Apache Flink is a platform for stream-processing with an open source which provides great opportunities to process real-time data in a way that prevents them from damages in the scale of millions of events per one second.

Among other interesting technologies we use, there are Python together with machine learning library – for example NumPy and image processing in OpenCV with a production start up in Apache Spark cluster.

Production Environment

All our services work in Linux environment. Linux is an example of free and open-source software (FLOSS): its source code can be used, modified and shared freely. The first version of Linux kernel was made available to the public on September 17, 1991. Linux is commonly used for instance in server environment which is commercially supported by big computer companies as: IBM, Oracle, DEll, Microsoft, Hewlett-Packard, Red Hat and Novell. Linux runs on a wide range of computer devices, including desktops, supercomputers and embedded systems as mobile phones, routers and tv sets.

Apache is an open-source HTTP server available for many operating systems. It is the most popular HTTP server in the Internet – in August 2015 it was estimated to serve more than 37% of websites. Apache guarantees multithreading, scalability and safety. Apache server is based on a HTTP server code written by Rob McCool, NCSA.

Apache Tomcat is a web container developed by Apache. As an application container, it is a server which enables starting web applications in Java Servlets and Java Server Pages (JSP) technologies. Apache Tomcat is one of the most popular web containers.

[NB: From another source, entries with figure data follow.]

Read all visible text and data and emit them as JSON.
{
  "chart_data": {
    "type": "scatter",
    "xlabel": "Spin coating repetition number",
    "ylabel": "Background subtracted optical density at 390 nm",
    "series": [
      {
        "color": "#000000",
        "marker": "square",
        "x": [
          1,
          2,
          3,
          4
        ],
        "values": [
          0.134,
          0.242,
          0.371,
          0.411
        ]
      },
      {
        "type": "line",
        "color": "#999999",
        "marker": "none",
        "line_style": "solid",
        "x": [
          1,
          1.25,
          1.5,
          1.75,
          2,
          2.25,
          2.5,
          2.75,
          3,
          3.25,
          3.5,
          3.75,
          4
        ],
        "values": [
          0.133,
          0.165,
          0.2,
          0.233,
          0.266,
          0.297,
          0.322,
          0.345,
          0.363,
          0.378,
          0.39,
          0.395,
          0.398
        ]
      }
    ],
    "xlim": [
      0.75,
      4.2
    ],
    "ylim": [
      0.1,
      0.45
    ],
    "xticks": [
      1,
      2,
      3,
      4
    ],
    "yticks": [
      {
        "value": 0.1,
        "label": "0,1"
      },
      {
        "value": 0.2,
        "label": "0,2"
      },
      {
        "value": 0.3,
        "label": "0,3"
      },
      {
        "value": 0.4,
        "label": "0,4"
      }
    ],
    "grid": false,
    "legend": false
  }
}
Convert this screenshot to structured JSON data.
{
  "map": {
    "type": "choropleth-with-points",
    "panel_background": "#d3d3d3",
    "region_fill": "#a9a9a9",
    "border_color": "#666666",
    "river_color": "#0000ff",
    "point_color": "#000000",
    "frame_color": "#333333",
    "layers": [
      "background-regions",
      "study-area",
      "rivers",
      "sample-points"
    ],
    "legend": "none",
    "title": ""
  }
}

SALESmanago sends tens of millions of e-mails a day. It would not be possible without a mail server. Postfix is a open-source mail transfer agent (MTA) for unix-like systems which is responsible for delivering mails. It was originally written by Wietse Venema at the IBM Research Center and currently it is released under the IBM Public License which is a free software license.

Tools

In IT tools are selected by their users. Comfort and work quality are essential. This is why IntelliJ and GIT seem to be an obvious choice.

IntelliJ IDEA – a commercial Java integrated development environment (IDE) for JetBrains. According to programmers surveyed by ZeroTurnaround in one of the biggest surveys of this kind, IntelliJ IDEA, followed by Eclipse, is the most popular development environment. IntelliJ IDEA developers consider it to be the most intelligent Java IDE and it must be said: there is something about it. Auto prompts, offered by this development environment, can be a positive surprise. IntelliJ prioritises productivity and work without using a computer mouse.

Git – a distributed version control system. It was designed by Linus Torvalds for development of Linux kernel. Git is free and open-source software distributed under the terms of the GNU General Public License version 2. Git development began after free access to BitKeeper, a management system still at that moment used to develop Linux, was withdrawn for open-source projects. In consequence, Trovalds was looking for a version control system that can be used instead of BitKeeper.

Grafana is a platform for analysis and visualisation of data. Thanks to the support of numerous databases (for example Influxdb, Elasticsearch, AWS Cloudwatch or Zabbix – also described in this article), Grafana can function as a centralised tool to visualise various metrics.

Elasticsearch is a full-text search engine. Elasticsearch itself is a database which bases on Apache Lucene. This combination provides us with an access to the greatest tool which enables searching, grouping and filtering huge databases and it is a near real-time process.

Obviously, the technologies described above are not the only ones we use. SALESmanago Marketing Automation system relies on most modern technological solutions in the world so as to provide best performance and reliability of the system.